Cette énergie, en dernière analyse, n’est pas une force aveugle, mais intelligente. Les savants admettent même l’existence d’une certaine forme d’ “électricité” qui semble manifester de l’intelligence.
Cette énergie omniprésente, créatrice, derrière toute chose, est consciente d’elle-même, consciente de son action et de sa manière d’agir. C’est pourquoi nous l’appelons l’Esprit ou Dieu. Elle est omniprésente, omnipotente et omnisciente, comme le dit la Bible. »
Baird T. Spalding, Treize leçons sur la vie des Maîtres.
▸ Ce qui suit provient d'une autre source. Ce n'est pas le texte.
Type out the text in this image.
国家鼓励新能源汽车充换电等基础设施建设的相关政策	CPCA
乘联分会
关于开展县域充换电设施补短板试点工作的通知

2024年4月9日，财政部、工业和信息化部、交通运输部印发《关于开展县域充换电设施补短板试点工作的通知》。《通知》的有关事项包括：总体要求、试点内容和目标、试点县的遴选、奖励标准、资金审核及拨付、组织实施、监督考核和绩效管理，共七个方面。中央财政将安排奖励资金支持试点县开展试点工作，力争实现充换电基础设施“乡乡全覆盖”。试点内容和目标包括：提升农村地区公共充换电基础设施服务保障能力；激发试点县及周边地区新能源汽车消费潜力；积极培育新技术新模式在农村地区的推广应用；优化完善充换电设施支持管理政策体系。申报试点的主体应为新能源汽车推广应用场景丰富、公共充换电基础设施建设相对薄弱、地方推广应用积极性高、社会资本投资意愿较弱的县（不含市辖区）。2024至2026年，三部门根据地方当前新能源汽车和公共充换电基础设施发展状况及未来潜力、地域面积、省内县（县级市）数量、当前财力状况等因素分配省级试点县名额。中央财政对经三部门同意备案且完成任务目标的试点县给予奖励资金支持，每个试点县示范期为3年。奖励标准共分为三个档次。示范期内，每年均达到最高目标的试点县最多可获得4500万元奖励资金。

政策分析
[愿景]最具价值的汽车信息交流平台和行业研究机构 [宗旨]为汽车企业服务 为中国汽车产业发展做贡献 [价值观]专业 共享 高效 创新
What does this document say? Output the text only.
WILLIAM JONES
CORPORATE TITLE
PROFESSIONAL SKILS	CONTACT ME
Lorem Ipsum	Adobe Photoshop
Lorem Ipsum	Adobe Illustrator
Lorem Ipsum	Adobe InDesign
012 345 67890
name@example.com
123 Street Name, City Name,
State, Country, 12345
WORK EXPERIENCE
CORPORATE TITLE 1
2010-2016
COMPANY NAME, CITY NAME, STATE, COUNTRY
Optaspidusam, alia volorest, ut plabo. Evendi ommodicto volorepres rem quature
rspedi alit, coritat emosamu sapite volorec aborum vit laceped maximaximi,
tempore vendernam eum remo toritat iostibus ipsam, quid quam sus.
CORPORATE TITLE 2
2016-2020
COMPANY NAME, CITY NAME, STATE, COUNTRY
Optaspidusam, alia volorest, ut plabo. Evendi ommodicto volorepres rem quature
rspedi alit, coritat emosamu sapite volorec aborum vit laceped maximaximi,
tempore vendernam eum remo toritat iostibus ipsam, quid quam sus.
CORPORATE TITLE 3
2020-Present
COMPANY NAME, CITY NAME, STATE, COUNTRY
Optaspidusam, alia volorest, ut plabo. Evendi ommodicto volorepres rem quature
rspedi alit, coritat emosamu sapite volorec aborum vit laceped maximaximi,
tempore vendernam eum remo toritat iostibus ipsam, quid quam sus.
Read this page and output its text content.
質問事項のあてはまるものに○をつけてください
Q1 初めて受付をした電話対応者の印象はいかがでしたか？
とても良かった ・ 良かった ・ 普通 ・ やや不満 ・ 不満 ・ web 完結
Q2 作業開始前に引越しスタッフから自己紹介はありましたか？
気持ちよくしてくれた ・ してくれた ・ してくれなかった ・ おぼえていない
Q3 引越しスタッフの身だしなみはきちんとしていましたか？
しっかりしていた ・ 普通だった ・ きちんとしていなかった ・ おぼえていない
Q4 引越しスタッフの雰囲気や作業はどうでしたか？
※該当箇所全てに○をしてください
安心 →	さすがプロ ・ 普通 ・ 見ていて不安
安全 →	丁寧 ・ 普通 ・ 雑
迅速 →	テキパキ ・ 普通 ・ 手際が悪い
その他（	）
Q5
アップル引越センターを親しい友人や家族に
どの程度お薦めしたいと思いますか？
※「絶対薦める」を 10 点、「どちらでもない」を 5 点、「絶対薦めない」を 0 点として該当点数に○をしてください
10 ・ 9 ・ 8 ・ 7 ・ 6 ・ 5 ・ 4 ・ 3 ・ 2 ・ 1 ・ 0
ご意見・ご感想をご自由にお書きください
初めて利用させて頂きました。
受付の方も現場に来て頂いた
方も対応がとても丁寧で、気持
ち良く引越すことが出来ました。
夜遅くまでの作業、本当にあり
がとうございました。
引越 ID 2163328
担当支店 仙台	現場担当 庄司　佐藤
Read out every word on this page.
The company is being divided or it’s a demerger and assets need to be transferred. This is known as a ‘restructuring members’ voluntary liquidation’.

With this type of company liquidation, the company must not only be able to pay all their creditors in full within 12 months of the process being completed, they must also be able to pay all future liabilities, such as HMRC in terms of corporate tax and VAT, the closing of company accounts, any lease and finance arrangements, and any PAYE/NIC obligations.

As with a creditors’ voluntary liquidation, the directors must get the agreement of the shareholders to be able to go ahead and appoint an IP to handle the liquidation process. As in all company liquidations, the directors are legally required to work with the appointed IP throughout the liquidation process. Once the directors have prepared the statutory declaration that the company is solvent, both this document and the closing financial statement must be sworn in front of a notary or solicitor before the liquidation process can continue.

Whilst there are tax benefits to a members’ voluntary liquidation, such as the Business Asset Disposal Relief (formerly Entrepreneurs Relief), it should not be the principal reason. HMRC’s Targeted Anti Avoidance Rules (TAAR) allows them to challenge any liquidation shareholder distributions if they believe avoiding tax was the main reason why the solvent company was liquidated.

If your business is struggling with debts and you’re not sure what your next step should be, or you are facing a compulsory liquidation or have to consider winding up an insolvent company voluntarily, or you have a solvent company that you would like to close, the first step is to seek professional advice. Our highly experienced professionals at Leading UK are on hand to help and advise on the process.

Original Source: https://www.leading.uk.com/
La notoriété de Baird Spalding au sein du mouvement du Nouvel Age nous oblige à faire une analyse critique de ce bref extrait, qui est un modèle de confusion épistémologique et ontologique.
Contrairement à ce que prétend notre auteur, les scientifiques ne dissolvent pas la structure de la substance, mais leur approche spécifique du réel ne prend pas en compte la notion de substance, qui appartient au vocabulaire de la métaphysique et non de la physique. Le physicien considère uniquement les interactions entre les substances et non pas les substances en tant que telles. C’est pourquoi il exprime les résultats de ses observations dans le langage de la science des relations, c’est-à-dire les mathématiques. Le physicien établit des relations entre des termes « substantiels », qui en constituent les supports ; puis lorsqu’il se penche sur ces termes pour les étudier à leur tour, il isole en leur sein des sous-ensembles, entre lesquels il établit à nouveau des relations, qu’il décrit encore et toujours en langage mathématique. Il est donc tout à fait logique que le terme de substance n’apparaisse pas sous la plume des physiciens. Contrairement à ce qu’insinue Baird Spalding, ce réductionnisme épistémologique – tout à fait légitime – n’a aucune prétention ontologique.
Quant à la suite de la citation, elle est franchement délirante. Passant sans transition du domaine de la physique à celui de la métaphysique et même de la théologie, notre auteur identifie le champ énergétique immanent à ce monde créé, et l’Esprit divin incréé. Il laisse même sous-entendre que cette transgression serait un acquis de la science : « l’intelligence » perceptible au niveau de l’électricité, serait une manifestation de l’Esprit Créateur lui-même. Nous voudrions faire remarquer à notre auteur que le fait que les phénomènes électriques sont intelligibles, ne signifie en rien qu’ils manifestent la présence d’une intelligence immanente à ces phénomènes. Certes les lois de la nature présupposent une Intelligence ordinatrice ; mais celle-ci est transcendante ; elle n’agit pas en tant que sujet « conscient de son action et de sa manière d’agir » au cœur même des phénomènes empiriques ; elle gouverne et dirige ces phénomènes par l’intermédiaire des lois universelles, que la physique tente précisément de formuler en langage mathématique.
On pourrait penser que Baird Spalding se fait le défenseur de la croyance naturaliste et plaide pour une identification des énergies immanentes de la nature – étudiées par la physique – avec l’Energie divine cosmique omniprésente. Mais il n’en est rien, puisqu’il cite explicitement la tradition biblique. Nous sommes bel et bien dans la confusion la plus totale : le Créateur transcendant et personnel de la tradition judéo-chrétienne, est identifié par notre auteur aux énergies immanentes de notre monde créé, énergies qui pour l’occasion sont gratifiées de la conscience et de l’action délibérée. Sans commentaire.